Dengan kejadian ini, Bunda membawa Ve tinggal bersamaNeneknya. Mengetahui Bunda telah pulang ke Indonesia, Ayah mendatangi Bunda kerumah Mak. Mak pun telah mengetahui apa yang telah terjadi, dan ia menegur Ayah. Ayah berbalik marah kepada Mak karena dirinya tidak merasa bahwa ia telah bersalah dan memaki-maki Mak yang kemudian membuat Bunda sakit hati dengan perlakuan Ayah.
“Jangan datang kemari lagi kau Lukas. Jangan sakiti keluarga kami lagi!” kata Mak.
“Apa maksudmu berbicara seperti itu! Aku ingin mengambil anakku” jawab Ayah dengan nada kasar dan tidak sopan.
“Cukup! Teganya kau bersikap kurang ajar didepan ibuku mas” sahut Bunda.
“Mak mu ini yang tiba-tiba marah kepada ku” sahut Ayah lagi.
“Apa yang kamu lakukan kepada Ibu ku, Lukas!!” sambar Tejo.
Mendengar Ayah semakin bersikap kurang ajar, Bunda bergegas kerumah kepala desa untuk meminta bantuan mengurus surat cerai kepada Ayah. Karena proses melalui kepala desa terlalu lama, besoknya Bunda pergi sendiri kekantor KUA dan kemudian kepengadilan. Ia mengurusi sendiri keperluan dan administrasi. Kemudian surat pemanggilan kepada ayah sudah dikirimkan untuk datang ke kantor pengadilan. Tiga kali panggilan, ayah tidak kunjung datang. Dan ayah dinyatakan miskin. Akibat dinyatakan miskin tersebut, ayah sakit hati dan ia sangat marah.
“Aku tidak akan melupakan kejadian ini Ranti” kata ayah kepada Bunda.
Setelah dinyatakan miskin, mereka dinyatakan cerai.
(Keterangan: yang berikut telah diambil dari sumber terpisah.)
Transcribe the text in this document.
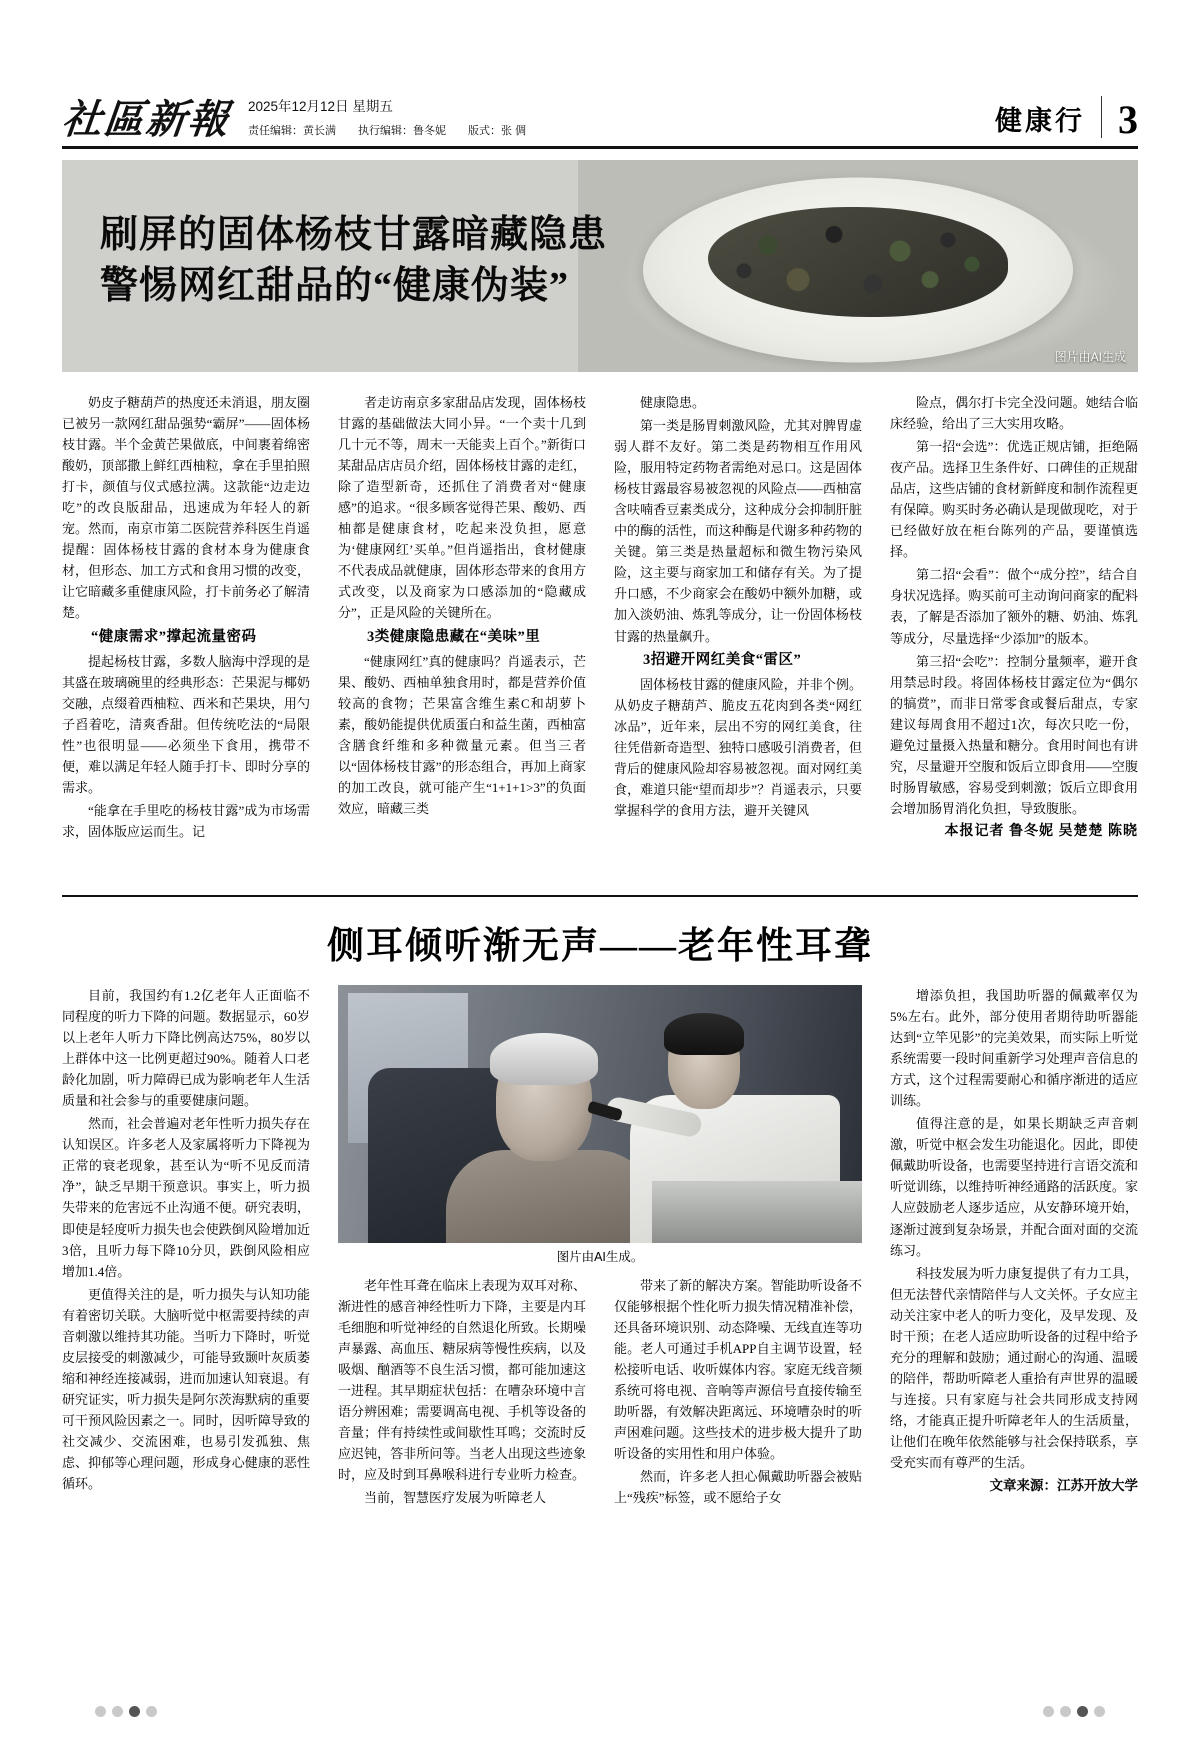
社區新報 2025年12月12日 星期五
责任编辑：黄长满 执行编辑：鲁冬妮 版式：张 倜	健康行 3
图片由AI生成
刷屏的固体杨枝甘露暗藏隐患
警惕网红甜品的“健康伪装”

奶皮子糖葫芦的热度还未消退，朋友圈已被另一款网红甜品强势“霸屏”——固体杨枝甘露。半个金黄芒果做底，中间裹着绵密酸奶，顶部撒上鲜红西柚粒，拿在手里拍照打卡，颜值与仪式感拉满。这款能“边走边吃”的改良版甜品，迅速成为年轻人的新宠。然而，南京市第二医院营养科医生肖遥提醒：固体杨枝甘露的食材本身为健康食材，但形态、加工方式和食用习惯的改变，让它暗藏多重健康风险，打卡前务必了解清楚。

“健康需求”撑起流量密码

提起杨枝甘露，多数人脑海中浮现的是其盛在玻璃碗里的经典形态：芒果泥与椰奶交融，点缀着西柚粒、西米和芒果块，用勺子舀着吃，清爽香甜。但传统吃法的“局限性”也很明显——必须坐下食用，携带不便，难以满足年轻人随手打卡、即时分享的需求。

“能拿在手里吃的杨枝甘露”成为市场需求，固体版应运而生。记

者走访南京多家甜品店发现，固体杨枝甘露的基础做法大同小异。“一个卖十几到几十元不等，周末一天能卖上百个。”新街口某甜品店店员介绍，固体杨枝甘露的走红，除了造型新奇，还抓住了消费者对“健康感”的追求。“很多顾客觉得芒果、酸奶、西柚都是健康食材，吃起来没负担，愿意为‘健康网红’买单。”但肖遥指出，食材健康不代表成品就健康，固体形态带来的食用方式改变，以及商家为口感添加的“隐藏成分”，正是风险的关键所在。

3类健康隐患藏在“美味”里

“健康网红”真的健康吗？肖遥表示，芒果、酸奶、西柚单独食用时，都是营养价值较高的食物；芒果富含维生素C和胡萝卜素，酸奶能提供优质蛋白和益生菌，西柚富含膳食纤维和多种微量元素。但当三者以“固体杨枝甘露”的形态组合，再加上商家的加工改良，就可能产生“1+1+1>3”的负面效应，暗藏三类

健康隐患。

第一类是肠胃刺激风险，尤其对脾胃虚弱人群不友好。第二类是药物相互作用风险，服用特定药物者需绝对忌口。这是固体杨枝甘露最容易被忽视的风险点——西柚富含呋喃香豆素类成分，这种成分会抑制肝脏中的酶的活性，而这种酶是代谢多种药物的关键。第三类是热量超标和微生物污染风险，这主要与商家加工和储存有关。为了提升口感，不少商家会在酸奶中额外加糖，或加入淡奶油、炼乳等成分，让一份固体杨枝甘露的热量飙升。

3招避开网红美食“雷区”

固体杨枝甘露的健康风险，并非个例。从奶皮子糖葫芦、脆皮五花肉到各类“网红冰品”，近年来，层出不穷的网红美食，往往凭借新奇造型、独特口感吸引消费者，但背后的健康风险却容易被忽视。面对网红美食，难道只能“望而却步”？肖遥表示，只要掌握科学的食用方法，避开关键风

险点，偶尔打卡完全没问题。她结合临床经验，给出了三大实用攻略。

第一招“会选”：优选正规店铺，拒绝隔夜产品。选择卫生条件好、口碑佳的正规甜品店，这些店铺的食材新鲜度和制作流程更有保障。购买时务必确认是现做现吃，对于已经做好放在柜台陈列的产品，要谨慎选择。

第二招“会看”：做个“成分控”，结合自身状况选择。购买前可主动询问商家的配料表，了解是否添加了额外的糖、奶油、炼乳等成分，尽量选择“少添加”的版本。

第三招“会吃”：控制分量频率，避开食用禁忌时段。将固体杨枝甘露定位为“偶尔的犒赏”，而非日常零食或餐后甜点，专家建议每周食用不超过1次，每次只吃一份，避免过量摄入热量和糖分。食用时间也有讲究，尽量避开空腹和饭后立即食用——空腹时肠胃敏感，容易受到刺激；饭后立即食用会增加肠胃消化负担，导致腹胀。

本报记者 鲁冬妮 吴楚楚 陈晓

侧耳倾听渐无声——老年性耳聋

目前，我国约有1.2亿老年人正面临不同程度的听力下降的问题。数据显示，60岁以上老年人听力下降比例高达75%，80岁以上群体中这一比例更超过90%。随着人口老龄化加剧，听力障碍已成为影响老年人生活质量和社会参与的重要健康问题。

然而，社会普遍对老年性听力损失存在认知误区。许多老人及家属将听力下降视为正常的衰老现象，甚至认为“听不见反而清净”，缺乏早期干预意识。事实上，听力损失带来的危害远不止沟通不便。研究表明，即使是轻度听力损失也会使跌倒风险增加近3倍，且听力每下降10分贝，跌倒风险相应增加1.4倍。

更值得关注的是，听力损失与认知功能有着密切关联。大脑听觉中枢需要持续的声音刺激以维持其功能。当听力下降时，听觉皮层接受的刺激减少，可能导致颞叶灰质萎缩和神经连接减弱，进而加速认知衰退。有研究证实，听力损失是阿尔茨海默病的重要可干预风险因素之一。同时，因听障导致的社交减少、交流困难，也易引发孤独、焦虑、抑郁等心理问题，形成身心健康的恶性循环。

图片由AI生成。

老年性耳聋在临床上表现为双耳对称、渐进性的感音神经性听力下降，主要是内耳毛细胞和听觉神经的自然退化所致。长期噪声暴露、高血压、糖尿病等慢性疾病，以及吸烟、酗酒等不良生活习惯，都可能加速这一进程。其早期症状包括：在嘈杂环境中言语分辨困难；需要调高电视、手机等设备的音量；伴有持续性或间歇性耳鸣；交流时反应迟钝，答非所问等。当老人出现这些迹象时，应及时到耳鼻喉科进行专业听力检查。

当前，智慧医疗发展为听障老人

带来了新的解决方案。智能助听设备不仅能够根据个性化听力损失情况精准补偿，还具备环境识别、动态降噪、无线直连等功能。老人可通过手机APP自主调节设置，轻松接听电话、收听媒体内容。家庭无线音频系统可将电视、音响等声源信号直接传输至助听器，有效解决距离远、环境嘈杂时的听声困难问题。这些技术的进步极大提升了助听设备的实用性和用户体验。

然而，许多老人担心佩戴助听器会被贴上“残疾”标签，或不愿给子女

增添负担，我国助听器的佩戴率仅为5%左右。此外，部分使用者期待助听器能达到“立竿见影”的完美效果，而实际上听觉系统需要一段时间重新学习处理声音信息的方式，这个过程需要耐心和循序渐进的适应训练。

值得注意的是，如果长期缺乏声音刺激，听觉中枢会发生功能退化。因此，即使佩戴助听设备，也需要坚持进行言语交流和听觉训练，以维持听神经通路的活跃度。家人应鼓励老人逐步适应，从安静环境开始，逐渐过渡到复杂场景，并配合面对面的交流练习。

科技发展为听力康复提供了有力工具，但无法替代亲情陪伴与人文关怀。子女应主动关注家中老人的听力变化，及早发现、及时干预；在老人适应助听设备的过程中给予充分的理解和鼓励；通过耐心的沟通、温暖的陪伴，帮助听障老人重拾有声世界的温暖与连接。只有家庭与社会共同形成支持网络，才能真正提升听障老年人的生活质量，让他们在晚年依然能够与社会保持联系，享受充实而有尊严的生活。

文章来源：江苏开放大学
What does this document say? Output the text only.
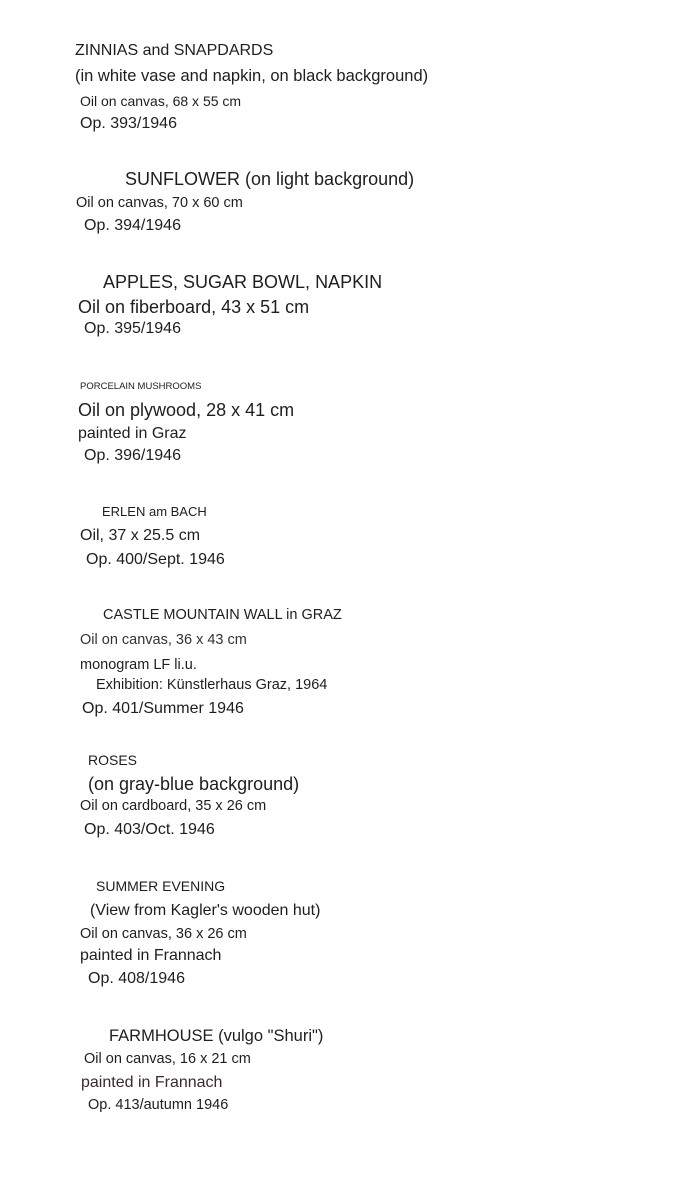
ZINNIAS and SNAPDARDS
(in white vase and napkin, on black background)
Oil on canvas, 68 x 55 cm
Op. 393/1946
SUNFLOWER (on light background)
Oil on canvas, 70 x 60 cm
Op. 394/1946
APPLES, SUGAR BOWL, NAPKIN
Oil on fiberboard, 43 x 51 cm
Op. 395/1946
PORCELAIN MUSHROOMS
Oil on plywood, 28 x 41 cm
painted in Graz
Op. 396/1946
ERLEN am BACH
Oil, 37 x 25.5 cm
Op. 400/Sept. 1946
CASTLE MOUNTAIN WALL in GRAZ
Oil on canvas, 36 x 43 cm
monogram LF li.u.
Exhibition: Künstlerhaus Graz, 1964
Op. 401/Summer 1946
ROSES
(on gray-blue background)
Oil on cardboard, 35 x 26 cm
Op. 403/Oct. 1946
SUMMER EVENING
(View from Kagler's wooden hut)
Oil on canvas, 36 x 26 cm
painted in Frannach
Op. 408/1946
FARMHOUSE (vulgo "Shuri")
Oil on canvas, 16 x 21 cm
painted in Frannach
Op. 413/autumn 1946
Bunda dan ayah telah resmi bercerai. Ve tinggal bersama Mak. Dan Bunda kembali bekerja sebagai TKI untuk membiyayai kebutuhan Ve sampai menjelang Ve dewasa.

Setiap insan memiliki titik dimana ia harus mengalah, setiap insan mempunyai hak untuk menang atas kesabarannya. Tuhan selalu melindungi makhluknya yang teraniaya. Dan memuliakan seorang IBU yang bertaruh nyawa melahirkan anaknya.Ve masih saja harus ditinggal oleh Bunda. Namun Bunda meninggalkan nya untuk kebaikan Ve, untuk memenuhi segala kebutuhan Ve. Dan untuk menunjukkan bahwa Bunda mampu. Dan itu Bunda tunjukan hingga  Ve beranjak dewasa.

Redaksi

Redaksi

Tidak ada komentar:

Posting Komentar

Diberdayakan oleh Blogger.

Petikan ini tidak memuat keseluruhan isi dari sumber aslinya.